The actions of the NETs are similarly complex, but open further possibilities for interruption. The NETs could interact with the "cytokine storm" found in severe COVID-19, for example, as they have been found to induce macrophages to secrete IL1ß, which, in turn, enhances further NET formation in various diseases, including severe asthma.

"Together, these data suggest that under conditions in which the normal signals to dampen inflammation are lost, such as during a cytokine storm, a signaling loop between macrophages and neutrophils can lead to uncontrollable, progressive inflammation," Barnes and colleagues indicated.

There are already drugs available or in development which target NETs, the investigators point outed. The NE inhibitor, sivelestat, for example, is approved to treat ARDS in Japan and South Korea, although a meta-analysis of clinical trials did not find that it increased survival. A new generation of NE inhibitors currently in phase 1 testing which could prove more effective include lonodelestat, alvelestat, and elafin.

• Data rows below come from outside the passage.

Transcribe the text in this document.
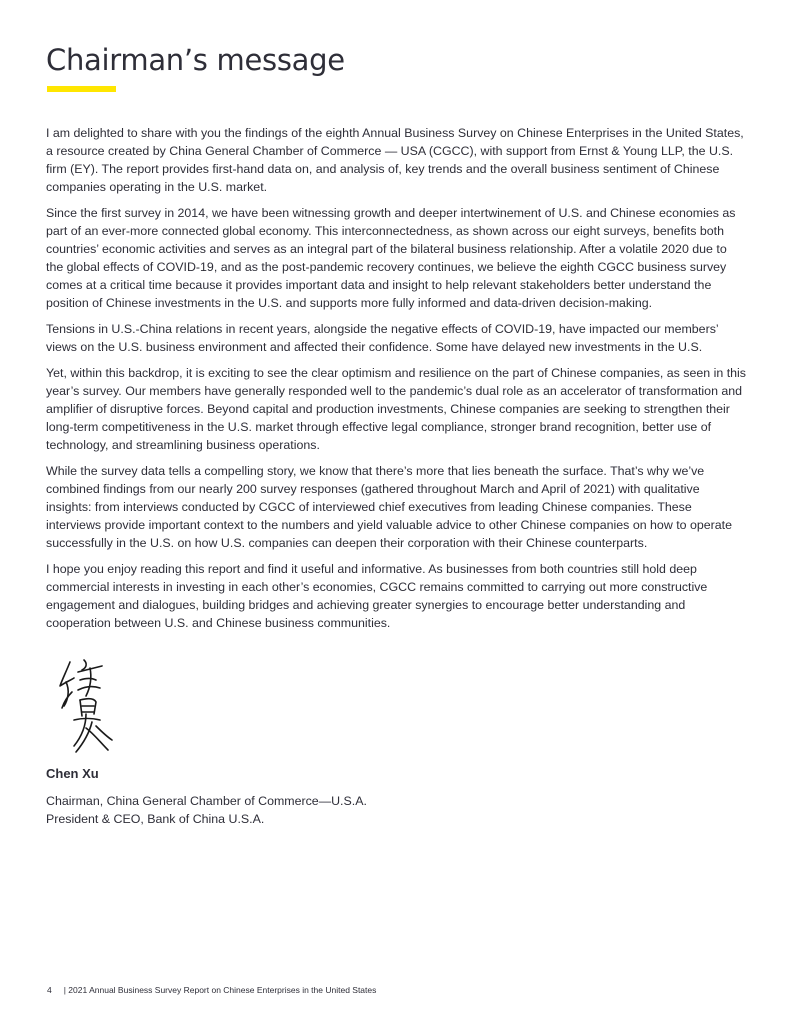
Chairman’s message

I am delighted to share with you the findings of the eighth Annual Business Survey on Chinese Enterprises in the United States, a resource created by China General Chamber of Commerce — USA (CGCC), with support from Ernst & Young LLP, the U.S. firm (EY). The report provides first-hand data on, and analysis of, key trends and the overall business sentiment of Chinese companies operating in the U.S. market.

Since the first survey in 2014, we have been witnessing growth and deeper intertwinement of U.S. and Chinese economies as part of an ever-more connected global economy. This interconnectedness, as shown across our eight surveys, benefits both countries’ economic activities and serves as an integral part of the bilateral business relationship. After a volatile 2020 due to the global effects of COVID-19, and as the post-pandemic recovery continues, we believe the eighth CGCC business survey comes at a critical time because it provides important data and insight to help relevant stakeholders better understand the position of Chinese investments in the U.S. and supports more fully informed and data-driven decision-making.

Tensions in U.S.-China relations in recent years, alongside the negative effects of COVID-19, have impacted our members’ views on the U.S. business environment and affected their confidence. Some have delayed new investments in the U.S.

Yet, within this backdrop, it is exciting to see the clear optimism and resilience on the part of Chinese companies, as seen in this year’s survey. Our members have generally responded well to the pandemic’s dual role as an accelerator of transformation and amplifier of disruptive forces. Beyond capital and production investments, Chinese companies are seeking to strengthen their long-term competitiveness in the U.S. market through effective legal compliance, stronger brand recognition, better use of technology, and streamlining business operations.

While the survey data tells a compelling story, we know that there’s more that lies beneath the surface. That’s why we’ve combined findings from our nearly 200 survey responses (gathered throughout March and April of 2021) with qualitative insights: from interviews conducted by CGCC of interviewed chief executives from leading Chinese companies. These interviews provide important context to the numbers and yield valuable advice to other Chinese companies on how to operate successfully in the U.S. on how U.S. companies can deepen their corporation with their Chinese counterparts.

I hope you enjoy reading this report and find it useful and informative. As businesses from both countries still hold deep commercial interests in investing in each other’s economies, CGCC remains committed to carrying out more constructive engagement and dialogues, building bridges and achieving greater synergies to encourage better understanding and cooperation between U.S. and Chinese business communities.

Chen Xu
Chairman, China General Chamber of Commerce—U.S.A.
President & CEO, Bank of China U.S.A.
4 | 2021 Annual Business Survey Report on Chinese Enterprises in the United States
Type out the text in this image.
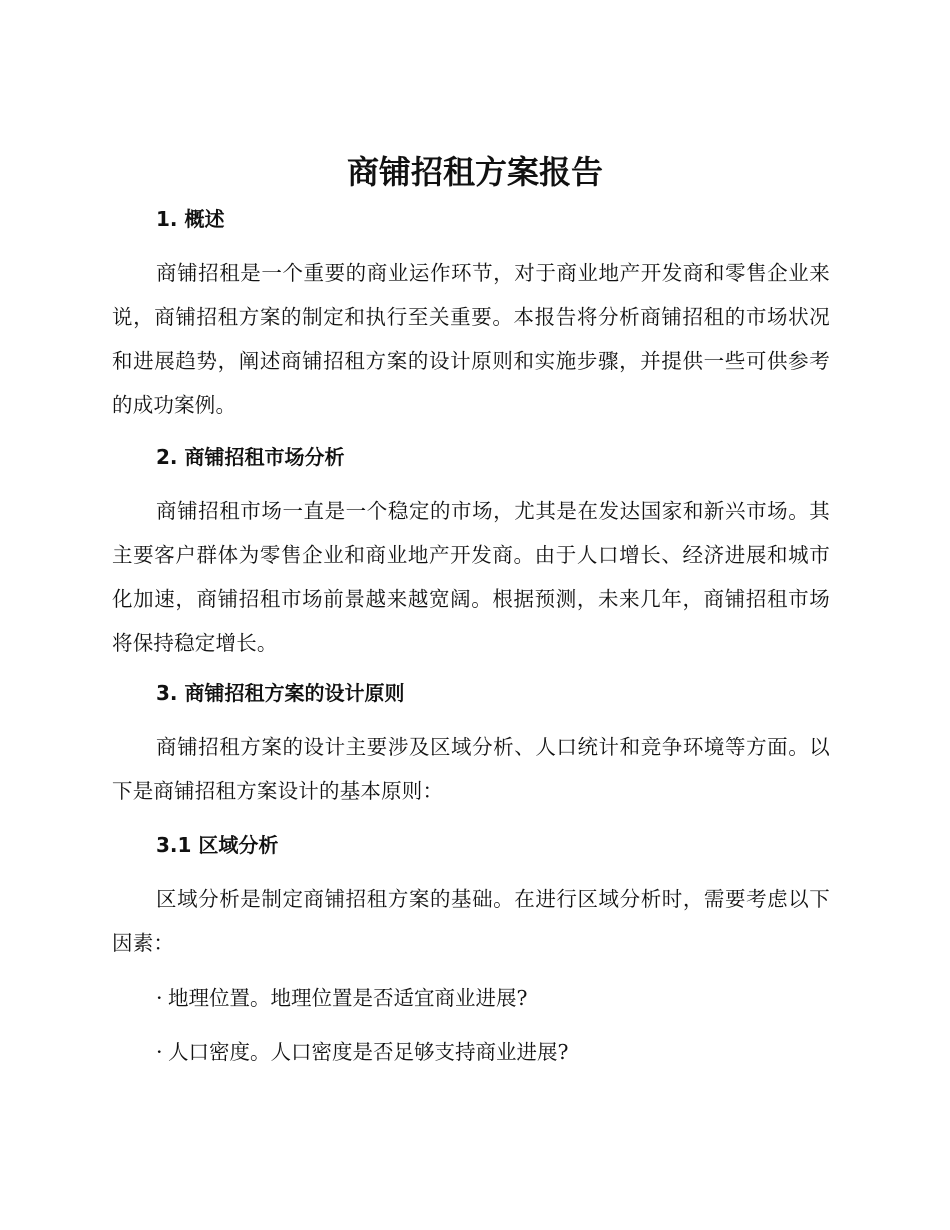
商铺招租方案报告
1. 概述

商铺招租是一个重要的商业运作环节，对于商业地产开发商和零售企业来说，商铺招租方案的制定和执行至关重要。本报告将分析商铺招租的市场状况和进展趋势，阐述商铺招租方案的设计原则和实施步骤，并提供一些可供参考的成功案例。

2. 商铺招租市场分析

商铺招租市场一直是一个稳定的市场，尤其是在发达国家和新兴市场。其主要客户群体为零售企业和商业地产开发商。由于人口增长、经济进展和城市化加速，商铺招租市场前景越来越宽阔。根据预测，未来几年，商铺招租市场将保持稳定增长。

3. 商铺招租方案的设计原则

商铺招租方案的设计主要涉及区域分析、人口统计和竞争环境等方面。以下是商铺招租方案设计的基本原则：

3.1 区域分析

区域分析是制定商铺招租方案的基础。在进行区域分析时，需要考虑以下因素：

· 地理位置。地理位置是否适宜商业进展?

· 人口密度。人口密度是否足够支持商业进展?
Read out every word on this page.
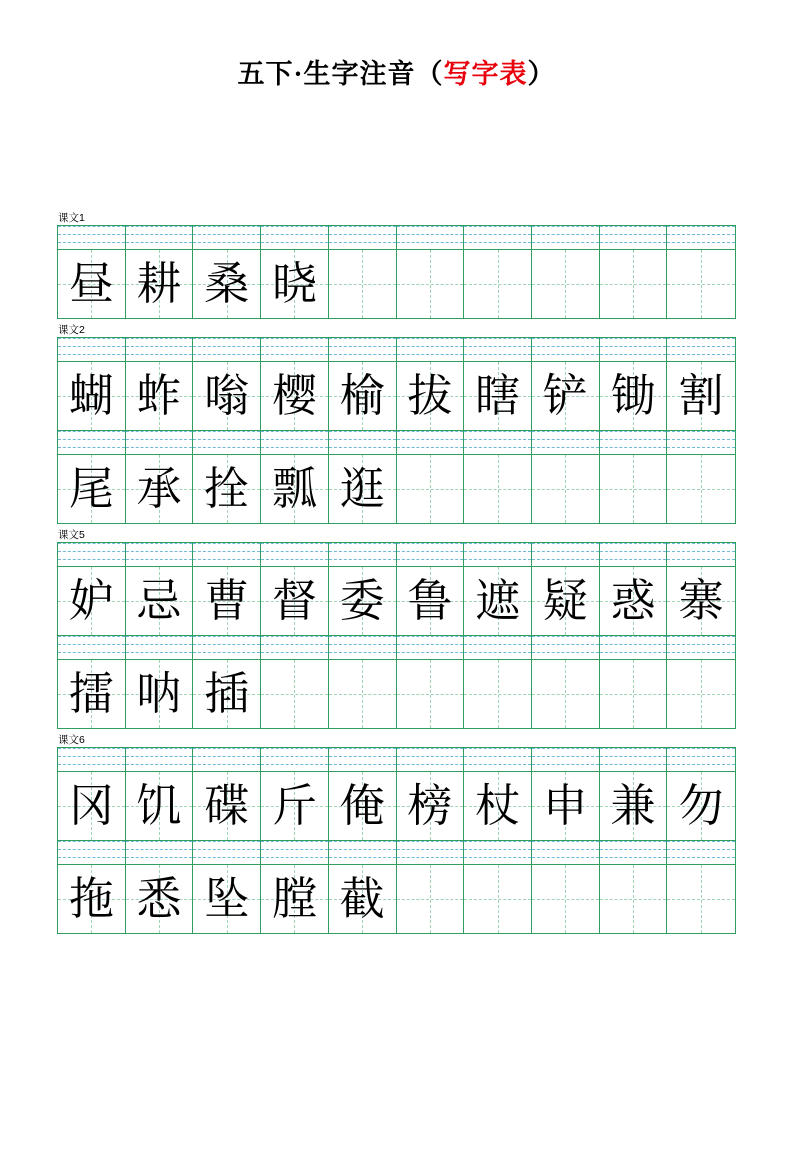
五下·生字注音（写字表）
课文1
昼 耕 桑 晓
课文2
蝴 蚱 嗡 樱 榆 拔 瞎 铲 锄 割
尾 承 拴 瓢 逛
课文5
妒 忌 曹 督 委 鲁 遮 疑 惑 寨
擂 呐 插
课文6
冈 饥 碟 斤 俺 榜 杖 申 兼 勿
拖 悉 坠 膛 截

The investigators also suggested the possibility of "repurposing" currently approved agents that could exert actions on NETs. Disulfiram, used to treat alcoholism, for example, has been reported to inhibit gasdermin D and reduce lung injury in animal studies; and the anti-gout agent, colchicine, acts to inhibit neutrophil recruitment to sites of inflammation, as well as inhibit secretion of IL1ß.

"Though treatments targeting NETs would not directly target the SARS-SoV-2 virus, they could dampen the out-of-control host response, thereby reducing the number of patients who need invasive mechanical ventilation, and importantly, reducing mortality," Barnes and colleagues posited.